Quem já não se perguntou se ela existe? E em momentos de dificuldades íntimas e sofrimentos, procurou entender o mistério da vida? Mas qual a pessoa que não passou por instantes de uma alegria tão grande que parecia não caber dentro do peito? Na verdade às vezes sonhamos com tão pouco e quando chegamos perto vemos desolados que isso em que tínhamos posto nossas maiores esperanças não é nada diante da sua verdadeira essência. Acredito que realização e felicidade podem andar muitas juntas, mas não são a mesma coisa como às vezes imaginamos.
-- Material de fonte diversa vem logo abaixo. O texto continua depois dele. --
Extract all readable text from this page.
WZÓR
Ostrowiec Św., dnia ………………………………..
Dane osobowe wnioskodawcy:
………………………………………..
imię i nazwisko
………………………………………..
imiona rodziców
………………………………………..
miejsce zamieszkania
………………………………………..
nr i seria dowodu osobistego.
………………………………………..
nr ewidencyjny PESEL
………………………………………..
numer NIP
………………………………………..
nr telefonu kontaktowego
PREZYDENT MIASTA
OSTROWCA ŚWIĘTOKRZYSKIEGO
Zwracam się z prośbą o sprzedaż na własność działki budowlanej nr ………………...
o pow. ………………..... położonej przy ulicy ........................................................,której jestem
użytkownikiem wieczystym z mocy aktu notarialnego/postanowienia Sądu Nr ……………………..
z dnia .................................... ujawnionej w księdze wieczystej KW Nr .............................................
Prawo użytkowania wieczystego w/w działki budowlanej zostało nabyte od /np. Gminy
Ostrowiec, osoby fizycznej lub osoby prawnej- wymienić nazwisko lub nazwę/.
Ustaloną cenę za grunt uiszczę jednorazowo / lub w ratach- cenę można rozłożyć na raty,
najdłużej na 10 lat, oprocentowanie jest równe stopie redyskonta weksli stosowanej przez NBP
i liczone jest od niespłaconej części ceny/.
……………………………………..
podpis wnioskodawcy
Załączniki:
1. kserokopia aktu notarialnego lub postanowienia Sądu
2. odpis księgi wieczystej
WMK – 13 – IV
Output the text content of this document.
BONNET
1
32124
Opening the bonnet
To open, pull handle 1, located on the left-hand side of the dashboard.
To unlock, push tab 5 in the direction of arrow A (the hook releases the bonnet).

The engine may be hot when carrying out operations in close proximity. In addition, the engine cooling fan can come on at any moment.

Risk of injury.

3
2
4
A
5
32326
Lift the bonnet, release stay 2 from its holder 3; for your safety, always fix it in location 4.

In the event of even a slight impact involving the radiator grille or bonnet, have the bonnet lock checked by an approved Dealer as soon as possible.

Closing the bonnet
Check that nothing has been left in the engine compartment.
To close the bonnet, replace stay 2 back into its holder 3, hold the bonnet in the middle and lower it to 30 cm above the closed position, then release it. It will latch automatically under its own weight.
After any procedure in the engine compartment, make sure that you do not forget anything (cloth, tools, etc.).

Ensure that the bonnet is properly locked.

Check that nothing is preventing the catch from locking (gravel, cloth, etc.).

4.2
Há muitos anos conheci uma garota maravilhosa. Era meiga e gentil, porém não se conformava com a situação de pobreza de sua família. Conheci-a porque sua mãe trabalhava como doméstica na casa de uns amigos de meus pais e interessei-me pela menina que deveria ter mais ou menos a minha idade. Era inteligente e perspicaz apesar de não estudar muito e um dia me falou de quanto a sua situação a humilhava.
Não a entendi por que para mim cada pessoa nascia com seu próprio destino e naturalmente poderia até lutar para ir em direção de seus sonhos. Assim eu descrevi meu pensamento a Lúcia e ela sorriu com desesperança:
-Você diz isso porque nasceu com conforto e porque tem tudo que quer.
-Não é assim. Nasci numa situação confortável sim. E você quer dizer que isso é sinônimo de felicidade?
-Eu seria feliz se tivesse tudo que você tem.
Não sei, mas imagino que a isso eu não daria esse nome. Isso se chama conforto material. Será que você está realmente certa? Se fosse assim só os pobres seriam infelizes.E eu não acredito nisso. Mesmo porque existem variadas formas de aflições ou felicidade.
Ela olhou-me sem, contudo, estender a discussão que estava ficando meio árida para duas adolescentes. Mas vi uma profunda amargura em seu rosto bonito, porém sempre marcado por uma tristeza. Ela realmente se esforçou e estudou muito, porém casou-se com alguém que ela conheceu e cuja riqueza de fato impressionou-a . Qualquer um poderia sentir que ela não amava aquele homem. Mas a moça se conscientizou disso. E ninguém conseguiu demovê-la dessa idéia.
Nós nos perdemos de vista até que um dia casualmente nos encontramos. Não havia apenas tristeza em seu rosto, mas devastação. Parecia que um véu de amargura tinha encoberto seus traços extremamente bonitos e seu olhar não tinha mais o brilho que eu conhecera.
Abraçou-me encantada por encontrar-me e seu desabafo foi quase instantâneo:
-Você tinha razão, Vânia. Felicidade nada tem haver com dinheiro embora ele ajude bastante em certas coisas. Mas não deixa a alma da gente em festa, entende? Não traz a felicidade.E como eu poderia saber? E como poderia julgar que você estava certa se jamais havia vivido o outro lado?
Olhei-a sem saber o que dizer e segurei suas mãos colocando-as entre as minhas e tentando infundir-lhe um pouco de aconchego.
-Sônia eu também não tinha certeza de nada. Mas imaginava. Sabe por que? Felicidade para mim é alguma coisa subjetiva e interior. Algo que não depende de um momento como a alegria. Você não acha? Ficamos alegres com muita coisa que a vida proporciona, mas felicidade é alguma coisa compacta e que talvez nós ainda não saibamos distinguir.
-Entendo o que você quer dizer. A alegria depende de um momento? E a felicidade perdura até nas tristezas?
-Não sei, Sônia. Não sou nenhuma especialista no assunto. Mas sempre raciocinei que há certos fatores que são indispensáveis à felicidade: Paz, a satisfação de realizar o que gosta e satisfaz e a dose de amor que temos dentro de nós.
-Dose de amor? Você diz que amor?
-Amor universal é a essência. E depois saberemos dividi-lo adequadamente.
-Algumas vezes também pensei nisso, Vânia. Quando eu estava sofrendo, nesses anos difíceis que atravessei. Sentia mesmo que não era feliz porque não me acostumara a viver essa felicidade. A senti-la e buscá-la nas pequenas coisas.
Sorri para Sônia com carinho, mas também literalmente porque compreendia que estávamos filosofando ali no meio de uma rua movimentada cuja agitação não era muito propícia a essas elucubrações. Mas sentia-me feliz porque pelo menos muito ao longe já podíamos compreender um pouco que felicidade era tudo que tínhamos: Poder olhar o universo maravilhoso, andar, falar e ter todos os sentidos perfeitos e alertas procurar a paz e amar verdadeiramente. E cada dia mais. Felicidade era amor. E capacidade de amar nunca poderíamos perder. A não ser que quiséssemos.